Onion prices set to soon decline in Karnataka

December 22nd, 2010 - 8:19 pm ICT by IANS  

Bangalore, Dec 22 (IANS) Onion prices, which shot up to Rs.75-80 a kg in Karnataka this week, are set to decline in the coming weeks with more stocks entering the wholesale markets, a top official said Wednesday.”The sudden export ban and fear of government intervention, including raids, are forcing growers and intermediaries to bring their onion stocks into the wholesale market for auctioning,” state-run Horticultural Producers Cooperative Marketing & Processing Society Ltd (Hopcoms) managing director K. M. Parashivamurthy told IANS.

“With supplies increasing, we will see a gradual decline in the prices in the retail outlets,” he asserted.
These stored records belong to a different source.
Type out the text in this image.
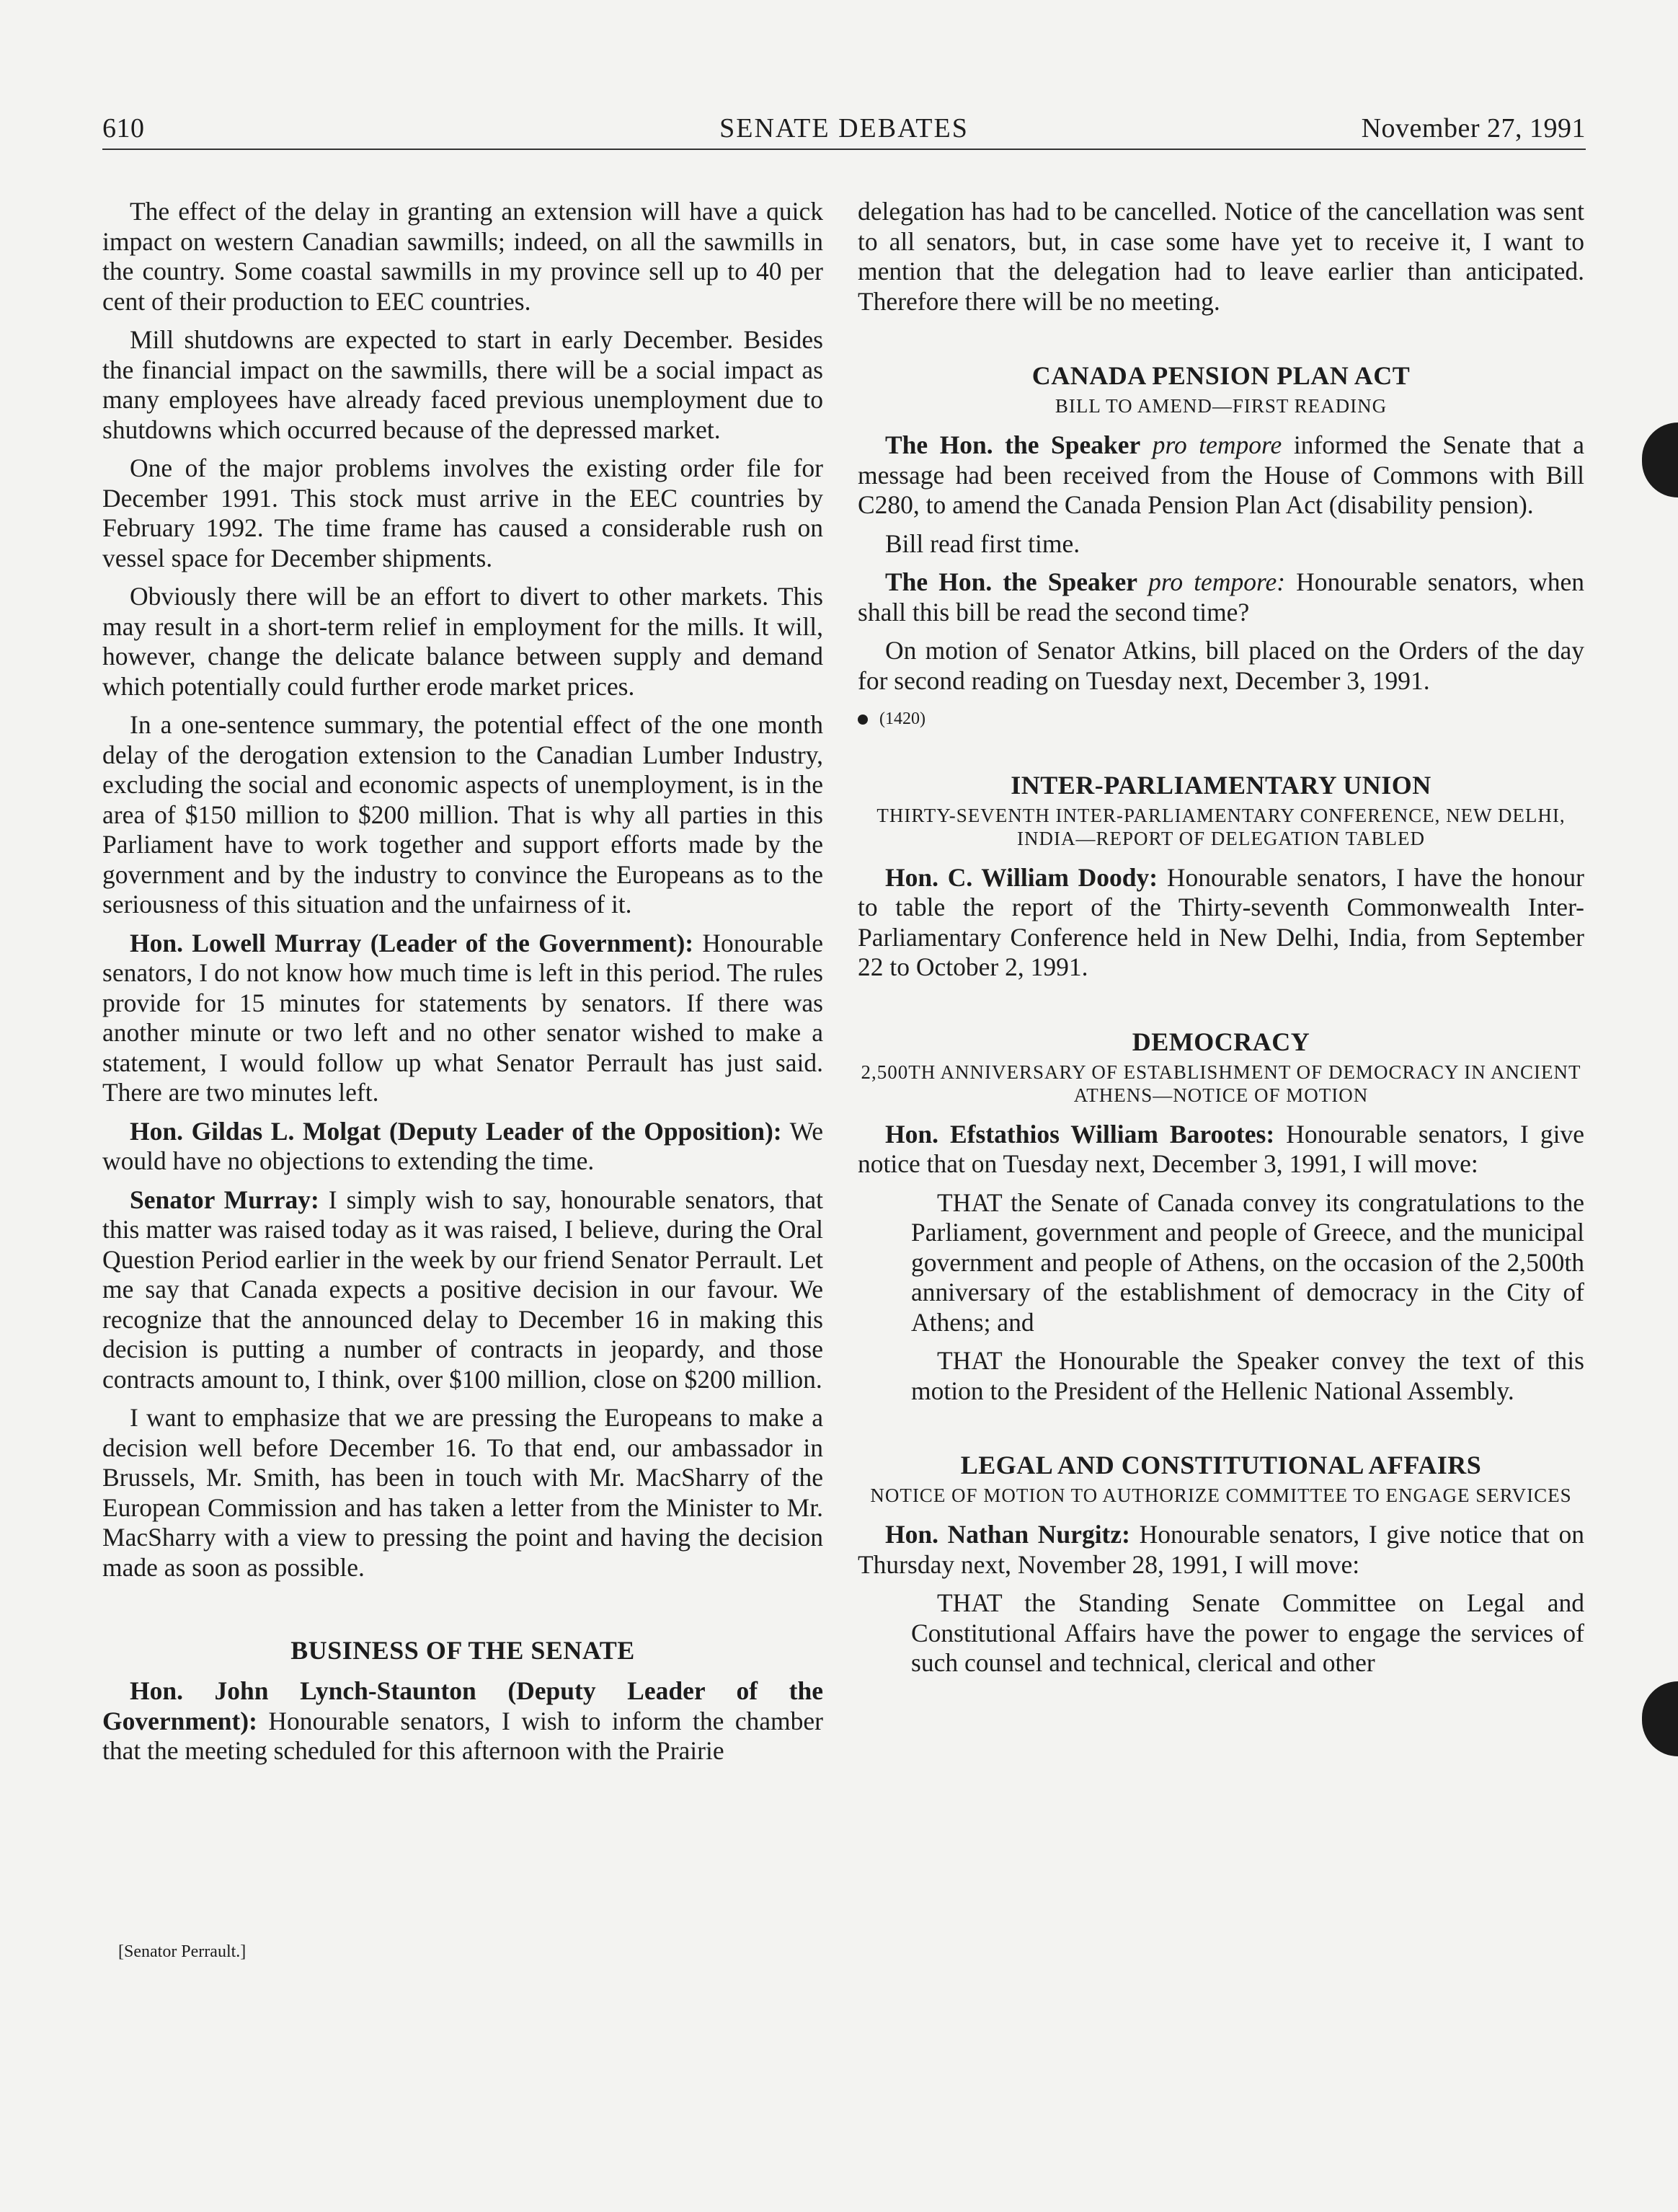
610	SENATE DEBATES	November 27, 1991

The effect of the delay in granting an extension will have a quick impact on western Canadian sawmills; indeed, on all the sawmills in the country. Some coastal sawmills in my province sell up to 40 per cent of their production to EEC countries.

Mill shutdowns are expected to start in early December. Besides the financial impact on the sawmills, there will be a social impact as many employees have already faced previous unemployment due to shutdowns which occurred because of the depressed market.

One of the major problems involves the existing order file for December 1991. This stock must arrive in the EEC countries by February 1992. The time frame has caused a considerable rush on vessel space for December shipments.

Obviously there will be an effort to divert to other markets. This may result in a short-term relief in employment for the mills. It will, however, change the delicate balance between supply and demand which potentially could further erode market prices.

In a one-sentence summary, the potential effect of the one month delay of the derogation extension to the Canadian Lumber Industry, excluding the social and economic aspects of unemployment, is in the area of $150 million to $200 million. That is why all parties in this Parliament have to work together and support efforts made by the government and by the industry to convince the Europeans as to the seriousness of this situation and the unfairness of it.

Hon. Lowell Murray (Leader of the Government): Honourable senators, I do not know how much time is left in this period. The rules provide for 15 minutes for statements by senators. If there was another minute or two left and no other senator wished to make a statement, I would follow up what Senator Perrault has just said. There are two minutes left.

Hon. Gildas L. Molgat (Deputy Leader of the Opposition): We would have no objections to extending the time.

Senator Murray: I simply wish to say, honourable senators, that this matter was raised today as it was raised, I believe, during the Oral Question Period earlier in the week by our friend Senator Perrault. Let me say that Canada expects a positive decision in our favour. We recognize that the announced delay to December 16 in making this decision is putting a number of contracts in jeopardy, and those contracts amount to, I think, over $100 million, close on $200 million.

I want to emphasize that we are pressing the Europeans to make a decision well before December 16. To that end, our ambassador in Brussels, Mr. Smith, has been in touch with Mr. MacSharry of the European Commission and has taken a letter from the Minister to Mr. MacSharry with a view to pressing the point and having the decision made as soon as possible.

BUSINESS OF THE SENATE

Hon. John Lynch-Staunton (Deputy Leader of the Government): Honourable senators, I wish to inform the chamber that the meeting scheduled for this afternoon with the Prairie

[Senator Perrault.]

delegation has had to be cancelled. Notice of the cancellation was sent to all senators, but, in case some have yet to receive it, I want to mention that the delegation had to leave earlier than anticipated. Therefore there will be no meeting.

CANADA PENSION PLAN ACT
BILL TO AMEND—FIRST READING

The Hon. the Speaker pro tempore informed the Senate that a message had been received from the House of Commons with Bill C280, to amend the Canada Pension Plan Act (disability pension).

Bill read first time.

The Hon. the Speaker pro tempore: Honourable senators, when shall this bill be read the second time?

On motion of Senator Atkins, bill placed on the Orders of the day for second reading on Tuesday next, December 3, 1991.

(1420)

INTER-PARLIAMENTARY UNION
THIRTY-SEVENTH INTER-PARLIAMENTARY CONFERENCE, NEW DELHI, INDIA—REPORT OF DELEGATION TABLED

Hon. C. William Doody: Honourable senators, I have the honour to table the report of the Thirty-seventh Commonwealth Inter-Parliamentary Conference held in New Delhi, India, from September 22 to October 2, 1991.

DEMOCRACY
2,500TH ANNIVERSARY OF ESTABLISHMENT OF DEMOCRACY IN ANCIENT ATHENS—NOTICE OF MOTION

Hon. Efstathios William Barootes: Honourable senators, I give notice that on Tuesday next, December 3, 1991, I will move:

THAT the Senate of Canada convey its congratulations to the Parliament, government and people of Greece, and the municipal government and people of Athens, on the occasion of the 2,500th anniversary of the establishment of democracy in the City of Athens; and

THAT the Honourable the Speaker convey the text of this motion to the President of the Hellenic National Assembly.

LEGAL AND CONSTITUTIONAL AFFAIRS
NOTICE OF MOTION TO AUTHORIZE COMMITTEE TO ENGAGE SERVICES

Hon. Nathan Nurgitz: Honourable senators, I give notice that on Thursday next, November 28, 1991, I will move:

THAT the Standing Senate Committee on Legal and Constitutional Affairs have the power to engage the services of such counsel and technical, clerical and other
Following an average decline of Rs.500 in the auction prices at the state-run Agricultural Marketing Board (APMC) yards across the state Wednesday from the previous two day’s levels, Hopcoms have decided to sell onions at Rs.60 a kg Thursday against Rs.72 a kg Wednesday.

“We are pricing onions at Rs.60 a kg for Thursday and Friday and may reduce further if we are able to procure more stocks at lower rates than we bought during the last two-three days. More than supplies, it is the auction price that determines our retail pricing,” Parashivamurthy said.

Noting that the export ban, reduction in import duty to zero from five percent and greater monitoring of the movement of goods was having a cascading impact on the wholesale prices, the official said onion prices in the retail market would stablise by mid-January when fresh stocks enter the market.

“With supplies from major onion-growing districts in central and northern regions of the state drying up, we have been depending on supplies from Maharashtra and other states. We hope to see prices stabiliing around Rs.30 a kg only after the Makar Sankranti festival in mid-January. Till then they will range between Rs.50-40 a kg,” Parashivamurthy pointed out.

The state-run Hopcoms operate about 270 retail outlets in the four southern districts of the state comprising Bangalore Urban and Rural, Kolar and Ramanagara.

The horticultural department also runs similar outlets in other cities, towns and district headquarters across the state.

“Though we have tripled buying onions to nine tonnes from three tonnes a day in the APMC yards during the last couple of days to ensure supplies through our retail outlets at the prevailing market rates, our profit margins have reduced, as wastage accounts for 10-15 percent when the stocks are graded and good ones are separated,” Parashivamaurthy said.

Admitting that un-seasonal rains in November caused about 60 percent damage to the onion crop in the state, the official said similar adverse conditions in other states such as Maharashtra, Andhra Pradesh and Tamil Nadu led to drastic reduction in supplies to the APMC yards.

“For instance, as a major market for onions due to high population density (seven million) and higher consumption patterns, Bangalore requires about 1,000 tonnes of onions per day. With stocks dwindling to about 200-500 tonnes over the last 10 days, auction prices have suddenly shot up to Rs.600-700 per quintal (100kg) from Rs.200-300 per quintal,” Parashivamurthy noted.

Welcoming the export ban, the official said growers and intermediaries, who were hoarding in anticipation of prices shooting up due to the shortfall in production, would have no option but bring the stocks to the APMC yards for auctioning before the next crop arrives by mid-January.

“About 2,000 tonnes of onions were exported from Karnataka till November this fiscal,” Parashivamurthy added.